I've tried move towards the origin along the path ##\gamma_{1} (t) = (t,2t^3)##, which leads to ##2t=0##. Then I've tried to use ##\gamma_{2} (t) = (0,t)## which leads to ##\frac{0}{t}##, then applying the L'Hospital's rule this limit is 0 too (can I always do it when I have a single-variable limit?).

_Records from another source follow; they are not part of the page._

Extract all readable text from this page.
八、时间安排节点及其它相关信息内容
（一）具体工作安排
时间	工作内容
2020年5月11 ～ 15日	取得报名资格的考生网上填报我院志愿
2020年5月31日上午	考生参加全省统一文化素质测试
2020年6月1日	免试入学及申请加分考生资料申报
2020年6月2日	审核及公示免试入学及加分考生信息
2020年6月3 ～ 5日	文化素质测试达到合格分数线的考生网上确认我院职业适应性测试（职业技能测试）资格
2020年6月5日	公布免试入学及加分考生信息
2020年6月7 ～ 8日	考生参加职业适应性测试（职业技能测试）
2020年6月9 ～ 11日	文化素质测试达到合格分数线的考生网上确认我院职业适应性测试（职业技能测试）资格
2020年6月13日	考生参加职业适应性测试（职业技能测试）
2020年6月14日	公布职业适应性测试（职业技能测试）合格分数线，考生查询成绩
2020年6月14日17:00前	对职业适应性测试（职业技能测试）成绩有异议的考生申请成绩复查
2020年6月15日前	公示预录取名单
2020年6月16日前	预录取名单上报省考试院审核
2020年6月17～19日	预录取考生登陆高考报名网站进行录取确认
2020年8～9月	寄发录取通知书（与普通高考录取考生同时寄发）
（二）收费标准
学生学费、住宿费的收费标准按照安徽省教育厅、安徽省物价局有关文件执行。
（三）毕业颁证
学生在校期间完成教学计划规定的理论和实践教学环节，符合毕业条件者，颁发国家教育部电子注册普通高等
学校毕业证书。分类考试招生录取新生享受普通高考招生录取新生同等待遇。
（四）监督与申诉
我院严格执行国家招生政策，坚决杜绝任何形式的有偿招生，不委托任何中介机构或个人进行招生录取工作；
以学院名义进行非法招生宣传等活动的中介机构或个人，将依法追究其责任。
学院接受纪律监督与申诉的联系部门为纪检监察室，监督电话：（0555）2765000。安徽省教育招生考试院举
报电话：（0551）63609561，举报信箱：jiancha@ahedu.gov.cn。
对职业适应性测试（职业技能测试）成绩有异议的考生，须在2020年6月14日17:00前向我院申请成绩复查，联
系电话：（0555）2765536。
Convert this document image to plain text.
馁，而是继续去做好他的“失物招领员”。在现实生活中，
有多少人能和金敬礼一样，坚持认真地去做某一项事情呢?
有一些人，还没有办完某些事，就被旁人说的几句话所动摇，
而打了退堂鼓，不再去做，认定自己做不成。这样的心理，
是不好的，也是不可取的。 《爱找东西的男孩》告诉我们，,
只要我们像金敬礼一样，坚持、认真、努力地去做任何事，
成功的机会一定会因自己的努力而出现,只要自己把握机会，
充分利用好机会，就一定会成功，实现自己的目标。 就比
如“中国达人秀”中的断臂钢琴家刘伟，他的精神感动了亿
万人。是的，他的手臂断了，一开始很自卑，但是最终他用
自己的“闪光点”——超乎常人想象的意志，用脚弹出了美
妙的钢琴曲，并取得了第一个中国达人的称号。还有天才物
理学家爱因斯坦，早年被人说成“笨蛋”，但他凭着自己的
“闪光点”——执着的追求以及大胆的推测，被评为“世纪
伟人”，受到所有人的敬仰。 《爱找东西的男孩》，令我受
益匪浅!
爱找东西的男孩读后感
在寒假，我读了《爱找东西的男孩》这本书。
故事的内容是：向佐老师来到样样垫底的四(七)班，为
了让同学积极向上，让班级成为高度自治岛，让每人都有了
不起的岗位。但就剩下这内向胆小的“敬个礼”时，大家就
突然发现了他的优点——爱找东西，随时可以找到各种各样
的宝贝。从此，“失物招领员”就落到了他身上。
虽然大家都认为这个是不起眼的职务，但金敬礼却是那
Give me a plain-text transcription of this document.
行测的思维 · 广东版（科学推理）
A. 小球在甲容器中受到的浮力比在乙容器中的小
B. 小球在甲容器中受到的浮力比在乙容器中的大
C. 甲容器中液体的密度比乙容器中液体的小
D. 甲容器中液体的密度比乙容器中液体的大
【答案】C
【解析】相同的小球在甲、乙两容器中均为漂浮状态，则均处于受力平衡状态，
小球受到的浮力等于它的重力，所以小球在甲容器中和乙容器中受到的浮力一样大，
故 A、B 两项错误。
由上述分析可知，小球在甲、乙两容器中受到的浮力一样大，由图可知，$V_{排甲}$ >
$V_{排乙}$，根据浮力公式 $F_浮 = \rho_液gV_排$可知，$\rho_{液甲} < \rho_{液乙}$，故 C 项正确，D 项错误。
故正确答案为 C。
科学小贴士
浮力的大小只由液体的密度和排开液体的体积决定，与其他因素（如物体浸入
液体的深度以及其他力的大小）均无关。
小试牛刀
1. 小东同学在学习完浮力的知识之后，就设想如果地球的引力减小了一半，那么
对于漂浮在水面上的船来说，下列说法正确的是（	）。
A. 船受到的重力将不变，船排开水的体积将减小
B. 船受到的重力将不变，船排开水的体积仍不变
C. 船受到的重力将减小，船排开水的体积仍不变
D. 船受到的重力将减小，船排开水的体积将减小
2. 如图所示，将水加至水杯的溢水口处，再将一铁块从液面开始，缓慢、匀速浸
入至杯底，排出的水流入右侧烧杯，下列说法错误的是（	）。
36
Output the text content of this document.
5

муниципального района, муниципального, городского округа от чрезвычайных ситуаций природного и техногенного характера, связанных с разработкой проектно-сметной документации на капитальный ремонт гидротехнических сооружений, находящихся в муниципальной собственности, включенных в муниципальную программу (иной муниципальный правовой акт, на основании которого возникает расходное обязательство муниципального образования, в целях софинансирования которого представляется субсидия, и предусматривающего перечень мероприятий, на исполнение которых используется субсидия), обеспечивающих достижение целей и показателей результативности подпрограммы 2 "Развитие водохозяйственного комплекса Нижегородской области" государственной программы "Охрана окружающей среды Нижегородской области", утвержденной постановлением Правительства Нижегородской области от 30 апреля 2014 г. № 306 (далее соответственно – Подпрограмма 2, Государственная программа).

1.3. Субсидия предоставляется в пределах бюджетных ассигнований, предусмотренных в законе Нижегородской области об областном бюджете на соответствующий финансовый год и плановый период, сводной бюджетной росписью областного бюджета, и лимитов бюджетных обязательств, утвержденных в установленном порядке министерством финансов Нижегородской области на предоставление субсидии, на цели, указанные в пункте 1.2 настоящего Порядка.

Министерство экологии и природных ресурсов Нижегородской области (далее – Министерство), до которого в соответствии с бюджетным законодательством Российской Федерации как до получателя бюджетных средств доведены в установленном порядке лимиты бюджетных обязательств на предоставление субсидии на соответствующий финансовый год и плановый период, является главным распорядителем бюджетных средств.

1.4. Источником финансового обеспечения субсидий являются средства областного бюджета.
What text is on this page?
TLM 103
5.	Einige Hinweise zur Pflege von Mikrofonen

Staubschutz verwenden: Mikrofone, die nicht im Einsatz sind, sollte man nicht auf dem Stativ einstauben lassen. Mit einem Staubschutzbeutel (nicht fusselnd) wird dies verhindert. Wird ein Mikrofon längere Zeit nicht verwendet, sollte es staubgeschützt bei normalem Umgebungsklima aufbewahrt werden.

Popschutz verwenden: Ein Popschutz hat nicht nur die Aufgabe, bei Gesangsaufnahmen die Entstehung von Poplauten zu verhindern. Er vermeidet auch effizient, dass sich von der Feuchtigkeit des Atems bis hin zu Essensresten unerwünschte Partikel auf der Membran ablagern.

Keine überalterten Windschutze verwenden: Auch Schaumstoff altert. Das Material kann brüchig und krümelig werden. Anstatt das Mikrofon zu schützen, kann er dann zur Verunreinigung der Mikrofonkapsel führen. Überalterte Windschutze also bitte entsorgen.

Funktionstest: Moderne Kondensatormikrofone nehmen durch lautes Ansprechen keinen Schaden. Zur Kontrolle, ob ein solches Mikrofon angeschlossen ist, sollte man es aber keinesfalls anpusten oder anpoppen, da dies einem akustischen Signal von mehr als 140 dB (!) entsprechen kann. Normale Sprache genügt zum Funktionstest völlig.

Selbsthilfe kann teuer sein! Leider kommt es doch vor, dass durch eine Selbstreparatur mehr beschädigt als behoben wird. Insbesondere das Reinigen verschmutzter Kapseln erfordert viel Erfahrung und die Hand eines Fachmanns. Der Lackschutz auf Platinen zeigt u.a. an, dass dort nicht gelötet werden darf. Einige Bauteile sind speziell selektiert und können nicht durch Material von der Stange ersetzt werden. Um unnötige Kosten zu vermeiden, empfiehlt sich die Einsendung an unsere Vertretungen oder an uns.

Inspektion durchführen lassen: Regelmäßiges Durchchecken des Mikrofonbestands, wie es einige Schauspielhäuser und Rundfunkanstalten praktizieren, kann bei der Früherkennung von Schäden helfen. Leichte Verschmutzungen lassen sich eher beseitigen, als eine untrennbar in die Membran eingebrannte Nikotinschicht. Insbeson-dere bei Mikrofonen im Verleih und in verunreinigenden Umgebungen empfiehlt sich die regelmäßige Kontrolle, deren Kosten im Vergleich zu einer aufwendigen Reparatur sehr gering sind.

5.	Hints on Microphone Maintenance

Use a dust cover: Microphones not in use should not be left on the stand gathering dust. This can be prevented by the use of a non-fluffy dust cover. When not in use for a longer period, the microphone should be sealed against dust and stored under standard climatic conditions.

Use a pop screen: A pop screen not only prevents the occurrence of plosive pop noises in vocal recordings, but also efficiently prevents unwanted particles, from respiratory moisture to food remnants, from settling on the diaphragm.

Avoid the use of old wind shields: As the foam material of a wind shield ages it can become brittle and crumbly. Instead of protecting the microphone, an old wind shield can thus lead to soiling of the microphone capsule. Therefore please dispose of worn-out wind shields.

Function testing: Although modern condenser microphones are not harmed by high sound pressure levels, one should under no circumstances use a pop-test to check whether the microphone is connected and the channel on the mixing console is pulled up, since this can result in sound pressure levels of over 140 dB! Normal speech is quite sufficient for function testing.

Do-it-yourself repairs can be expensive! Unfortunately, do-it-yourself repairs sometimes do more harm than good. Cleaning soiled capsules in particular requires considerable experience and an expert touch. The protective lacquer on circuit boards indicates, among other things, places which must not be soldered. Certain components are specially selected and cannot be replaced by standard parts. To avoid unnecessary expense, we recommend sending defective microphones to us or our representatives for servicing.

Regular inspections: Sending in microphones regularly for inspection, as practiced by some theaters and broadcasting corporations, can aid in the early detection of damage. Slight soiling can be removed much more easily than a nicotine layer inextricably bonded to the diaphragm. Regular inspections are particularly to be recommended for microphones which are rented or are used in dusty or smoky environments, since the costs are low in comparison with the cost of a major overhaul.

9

I've suspected that the limit exists and its value is 0, then I've tried to use polar coordinates:

##lim_{(x,y)\to(0,0)\frac{xy}{y-x^3}}##

##lim_{r \to 0^{+}} \frac{r^2 cos(k)sin(k)}{r(sin(k)-r^2 cos^3 (k))}##

But I've got stuck there because I can't figure how to show that ##\frac{cos(k)sin(k)}{sin(k)-r^2 cos^3 (k)}## is bounded.

**A further question**: It is related to the question on L'Hospital's rule, above. In regards to the limit

##lim_{(x,y) \to (0,0)} \frac{xy(x-y)}{x^4 + y^4}##

The path ##\gamma_{A} (t) = (t,0)## leads to 0.

##\gamma_{B} (t) = (t,2t)## leads to ##\frac{-2t^3}{17t^4}=\frac{-2}{17t}##. Can I tend t to zero, conclude that the limit goes to the minus infinity and because of that say that the original limit doesn't exist? Maybe it seems a silly question, but until now I haven't seen something like this happening. It is always something bounded multiplied by zero.